К счастью, прежде чем Рута разглядела, что ей пытаются подарить, коробочка подернулась легким туманом, алый бархат сменился зеленым, а кольцо превратилось в аккуратные сережки.
А Крапчатый так и не понял, послышалось ему или за мгновение до того, как по комнате прошло искажение, он действительно услышал невнятный злой шепот, больше похожий на ругань.
И ругалась явно не Рута.
— Как мило, — улыбнулась девушка, бережно доставая сережку. — Мне идет? — спросила она, поднося украшение к уху. Подвеска-бабочка закачалась у самой щеки.
Вот чего Хельдер никак не понимал, так это как Рута могла столь быстро прийти в себя. Только что билась в эпилептическом припадке (и если верить Черному, это продолжалось аж со вчерашнего дня), и вот сидит, мило улыбается, а о давешнем приступе напоминают только чуть подрагивающие пальцы.
— Очень, — выдавил улыбку парень.
Да и Черный совершенно не удивлен такому быстрому восстановлению здоровья дочери.
Получается, это далеко не первый случай.
У дальней стены появилась золотая клетка с весело перепрыгивающей с жердочки на жердочку канарейкой. Для разнообразия трехголовой и с хвостом, как у райской птицы.
— Спасибо, — тихо шепнула Рута и, подавшись вперед, уткнулась носом в плечо Крапчатому.
Тот в очередной раз не знал, куда деть руки.
— Как ты себя чувствуешь? — Голос отца заставил девушку вздрогнуть.
Она удивленно оглянулась:
— Ох, папа, я не знала, что ты здесь. Уже лучше. У меня опять был приступ, да?
Черный отвернулся, не стал отвечать. И лишь когда молчание стало затягиваться, тихо вздохнул:
— Я позже зайду.
Его фигура подернулась темным дымком и растворилась в воздухе.

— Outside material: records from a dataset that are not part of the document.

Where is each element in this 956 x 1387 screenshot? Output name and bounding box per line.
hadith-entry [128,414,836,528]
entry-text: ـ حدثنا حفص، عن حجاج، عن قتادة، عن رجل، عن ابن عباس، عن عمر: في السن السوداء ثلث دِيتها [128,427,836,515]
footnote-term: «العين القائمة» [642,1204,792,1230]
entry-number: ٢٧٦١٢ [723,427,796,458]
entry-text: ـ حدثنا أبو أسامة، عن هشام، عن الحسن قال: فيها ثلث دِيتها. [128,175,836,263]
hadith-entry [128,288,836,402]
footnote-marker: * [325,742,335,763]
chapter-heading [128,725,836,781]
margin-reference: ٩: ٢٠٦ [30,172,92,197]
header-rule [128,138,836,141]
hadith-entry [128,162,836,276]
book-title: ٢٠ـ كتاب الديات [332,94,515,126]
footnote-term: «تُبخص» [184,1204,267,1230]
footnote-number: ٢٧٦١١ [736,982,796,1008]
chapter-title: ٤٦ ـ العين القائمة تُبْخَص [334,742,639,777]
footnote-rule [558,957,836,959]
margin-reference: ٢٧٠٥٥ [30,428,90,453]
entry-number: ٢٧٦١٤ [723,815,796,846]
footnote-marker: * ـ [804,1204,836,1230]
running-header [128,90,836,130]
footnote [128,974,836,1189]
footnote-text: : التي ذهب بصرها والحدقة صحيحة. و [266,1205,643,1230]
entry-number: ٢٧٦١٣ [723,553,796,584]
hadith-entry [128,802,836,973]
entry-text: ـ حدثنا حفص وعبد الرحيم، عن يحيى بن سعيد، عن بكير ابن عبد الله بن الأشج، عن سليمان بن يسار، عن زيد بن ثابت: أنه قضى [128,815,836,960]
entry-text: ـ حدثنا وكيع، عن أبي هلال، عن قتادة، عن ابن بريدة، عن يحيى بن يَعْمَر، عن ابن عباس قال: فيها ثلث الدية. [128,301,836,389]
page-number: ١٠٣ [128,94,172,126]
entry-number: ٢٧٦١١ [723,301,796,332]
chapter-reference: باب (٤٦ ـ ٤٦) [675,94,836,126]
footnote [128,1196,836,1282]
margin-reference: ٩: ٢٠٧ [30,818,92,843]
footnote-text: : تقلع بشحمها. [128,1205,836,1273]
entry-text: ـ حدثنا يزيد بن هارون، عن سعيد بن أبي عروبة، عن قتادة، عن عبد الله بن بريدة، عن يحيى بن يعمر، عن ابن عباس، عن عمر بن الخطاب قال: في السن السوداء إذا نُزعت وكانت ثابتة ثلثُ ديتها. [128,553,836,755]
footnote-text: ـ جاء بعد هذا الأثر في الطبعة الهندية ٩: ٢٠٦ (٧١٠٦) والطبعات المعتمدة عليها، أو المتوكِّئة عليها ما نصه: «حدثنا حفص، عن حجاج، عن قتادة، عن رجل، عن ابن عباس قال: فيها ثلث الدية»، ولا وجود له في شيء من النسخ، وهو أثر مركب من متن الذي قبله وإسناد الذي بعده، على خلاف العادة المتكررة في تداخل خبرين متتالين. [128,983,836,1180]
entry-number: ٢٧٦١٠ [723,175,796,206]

Честно говоря, Хельдер бы предпочел, чтобы все было наоборот — Черный остался, а сам он спокойно отправился домой.
Количество розовеньких пухленьких амурчиков на стенах росло в геометрической прогрессии. Еще чуть-чуть, и ими будет заполнен каждый брас стены. Ковер, на котором сидела Рута, выцвел до персиковых оттенков и начал разукрашиваться бабочками, птичками и цветами.
О, к слову о ковре.
— Может, пересядешь куда-нибудь? — предложил парень. — А то на полу…
Рута слабо улыбнулась:
— Да, конечно. Поможешь встать? А то голова еще кружится.
Несколько небрежно брошенных в углу гобеленовых подушек последние несколько минут сохраняли облик удобного мягкого кресла. Хельдер осторожно подвел к нему девушку, помог усесться. На кровати валялся пушистый тонкий плед. Накинув его на плечи больной, парень присел рядом на подлокотник:
— И давно у тебя такие… — на язык просилось «приступы», но Крапчатый решил обойтись чем-то более обтекаемым, — проблемы?
Рута подняла на парня мутный взгляд:
— Лет с шести. Как мама умерла.
— Я даже не знал… А вроде часто общались.
Кривоватая улыбка:
— Приступы обычно раз в месяц случаются, я знаю примерные дни, стараюсь не показываться на людях. А в последнее время они еще и когда я нервничаю начали случаться. Но это сильно переживать надо.